AUSÊNCIA DE PEDIDO EXPRESSO NA DENÚNCIA - DECOTE ACOLHIDO. Finalmente, impõe-se afastar a condenação a título de indenização, uma vez que não houve pedido expresso na denúncia, sob pena de violação aos princípios do devido processo legal, da ampla defesa e do contraditório. Com efeito, “A jurisprudência do Superior Tribunal de Justiça está fixada no sentido de que ‘a fixação de valor mínimo para reparação dos danos materiais causados pela infração exige, além de pedido expresso na inicial, a indicação de valor e instrução probatória específica, de modo a possibilitar ao réu o direito de defesa com a comprovação de inexistência de prejuízo a ser reparado ou a indicação de quantum diverso’ (AgRg no REsp 1.724.625/RS, Rel. Ministro RIBEIRO DANTAS, QUINTA TURMA, julgado em 21/06/2018, DJe de 28/06/2018).” (STJ, AgRg no AREsp 1958052/SC, Rel. Min. LAURITA VAZ, 6ªT., j.05/10/2021). Portanto, acolho o pleito de decote da condenação a título de indenização ex delicto.
2. Do recurso ministerial. 2.1. Da condenação.

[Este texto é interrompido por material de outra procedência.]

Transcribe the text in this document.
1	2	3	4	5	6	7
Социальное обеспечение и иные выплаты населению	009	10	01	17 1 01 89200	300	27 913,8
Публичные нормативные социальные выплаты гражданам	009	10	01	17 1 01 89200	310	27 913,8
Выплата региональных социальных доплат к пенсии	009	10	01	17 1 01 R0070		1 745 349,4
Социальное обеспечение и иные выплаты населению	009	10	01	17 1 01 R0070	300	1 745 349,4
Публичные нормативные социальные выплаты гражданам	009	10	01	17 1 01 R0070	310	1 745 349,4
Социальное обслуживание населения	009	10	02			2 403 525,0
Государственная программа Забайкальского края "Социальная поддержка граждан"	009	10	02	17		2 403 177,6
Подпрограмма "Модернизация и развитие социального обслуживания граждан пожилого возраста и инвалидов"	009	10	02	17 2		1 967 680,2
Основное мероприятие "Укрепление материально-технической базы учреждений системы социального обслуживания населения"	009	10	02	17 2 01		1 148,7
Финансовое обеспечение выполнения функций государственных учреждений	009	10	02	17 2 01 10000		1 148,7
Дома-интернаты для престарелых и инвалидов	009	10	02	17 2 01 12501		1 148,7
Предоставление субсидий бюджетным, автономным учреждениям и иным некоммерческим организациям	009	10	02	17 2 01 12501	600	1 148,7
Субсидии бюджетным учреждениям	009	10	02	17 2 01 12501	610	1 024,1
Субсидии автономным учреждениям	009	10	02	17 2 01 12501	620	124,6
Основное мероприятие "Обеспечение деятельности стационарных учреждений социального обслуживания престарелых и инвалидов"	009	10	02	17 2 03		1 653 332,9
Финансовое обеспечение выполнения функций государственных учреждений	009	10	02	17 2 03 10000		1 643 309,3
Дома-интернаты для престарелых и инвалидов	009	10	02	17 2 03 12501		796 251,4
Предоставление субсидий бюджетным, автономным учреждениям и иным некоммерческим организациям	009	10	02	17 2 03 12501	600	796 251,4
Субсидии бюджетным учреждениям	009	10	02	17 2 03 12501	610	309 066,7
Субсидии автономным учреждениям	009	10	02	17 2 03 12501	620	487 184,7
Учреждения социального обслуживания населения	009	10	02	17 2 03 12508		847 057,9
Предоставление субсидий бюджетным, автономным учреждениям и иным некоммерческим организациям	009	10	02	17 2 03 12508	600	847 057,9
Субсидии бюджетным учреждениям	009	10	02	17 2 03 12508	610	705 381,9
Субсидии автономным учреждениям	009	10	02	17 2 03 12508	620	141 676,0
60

Diante dos argumentos ministeriais para fins de condenação pela prática do delito de receptação simples (art. 180, caput, do CP), cumpre analisar se o conjunto probatório encontra aptidão para amparar o pleito recursal. Na hipótese, o sentenciante condenou o apelante pela prática do crime tipificado no art. 180, § 3º, do CP, considerando que “a prova produzida não permite afirmar, com a segurança necessária, e ao revés do narrado na denúncia, que o réu tivesse conhecimento que os produtos recebidos - dois desodorante - tinham sido furtados”, o que demonstrou “atuar culposo do réu a amoldar a conduta criminosa à forma culposa do crime de receptação”. Como é cediço, o delito de receptação própria exige o dolo do agente de adquirir coisa que sabe ser produto de crime, enquanto a modalidade culposa (art. 180, § 3º, do CP) requer indícios de que a coisa a ser adquirida possui origem ilícita, seja por sua natureza, pela desproporção entre o valor e o preço seja pela condição de quem a oferece. Pelo que se extrai das provas carreadas aos autos, não se evidencia que o apelante tinha pleno conhecimento da origem ilícita dos bens, mas que ocorreu quebra no dever de cuidado, de modo que se mostra mais adequado a sua condenação pelo crime de receptação culposa. Conclui-se, pois, que os elementos de convicção se revelam suficientes para manter a condenação da forma imposta na sentença. PLEITO DE CONDENAÇÃO (REJEITADO). Assim, rejeito o pleito de condenação pela prática do delito de receptação simples (art. 180, caput, do CP).
2.2. Da dosimetria.
Consoante relatado, o órgão acusatório pleiteia o redimensionamento da pena, devendo para tanto "ser considerada uma circunstância judicial desfavorável, qual seja, a conduta social do agente". Inicialmente, cumpre trazer à baila o teor do art. 59, caput, do Código Penal:
Art. 59. O juiz, atendendo à culpabilidade, aos antecedentes, à conduta social, à personalidade do agente, aos motivos, às circunstâncias e consequências do crime, bem como ao comportamento da vítima, estabelecerá, conforme seja necessário e suficiente para reprovação e prevenção do crime: [grifo nosso]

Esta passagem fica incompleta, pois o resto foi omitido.